Was. I use that word in disbelief. It's futile to reconcile with the fact that you are now of the past. You were such an important part of my youth; what still seems like my cricketing present. So, your death feels unfair. As if you turned a part of my cricketing memories from colour to black-and-white. A final unplayable delivery, sir.
No author, family or friend; ultimately only you truthfully know what special compass guided such a remarkable life. To a shy, self-conscious, self-doubting, self-loathing guy like me, you were an irreconcilable meteor in cricket's night sky. Burning brighter and more intensely than any other celestial body (some of the things you did indeed seemed godlike) and unlikely to fizzle out and quietly spend your elder days on display in a museum. No, if anything, we should all have known there would be nothing ordinary about your death. Maybe you'd have preferred to go surrounded by loved ones, and not alone in a country far from home.

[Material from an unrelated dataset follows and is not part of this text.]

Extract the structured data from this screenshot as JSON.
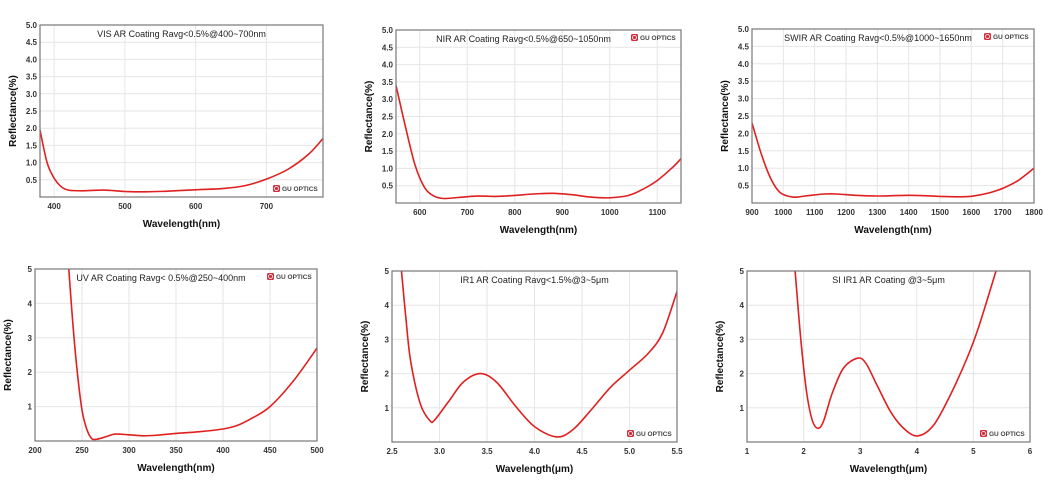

We will never know.
I was inspired to bowl legspin by your Indian contemporary. But, I learned the technique from an old instruction manual by your coach, pouring over the various finger and wrist positions on those pages, imagining the way you'd do it. I tried them all on the field, only to have to accept that my hands and wrists were too puny. Later, I read about just how abnormally large and strong your hands were and felt my failures could be forgiven.
Yet, anytime I managed to pull of a perfectly languid drifting, looping delivery that completely foxed the batsman, it felt like dismissing the bugger with your benediction. As if there was a mental radio channel only legspinners were always tuned to where we cheered each other on.
You eventually did captain, lead and inspire a team because many people across the world wanted to be you on the field or were on your side. You turned cricket into a version of chess that chess itself would sacrifice a pawn to be. The off-field shenanigans were ridiculous, dramatic and somewhat disturbing but you played life's inning on your own terms. It's something very few of us have the courage to do.
Today, we all know what that 99 felt like. A moment and a life unfulfilled. As you return to that great pavilion in the sky, I hope there's peace in knowing that you clean-bowled this heart of mine. Maybe all of ours. You played the game and won it well. If life had a man-of-the-series prize, I think you were a worthy winner.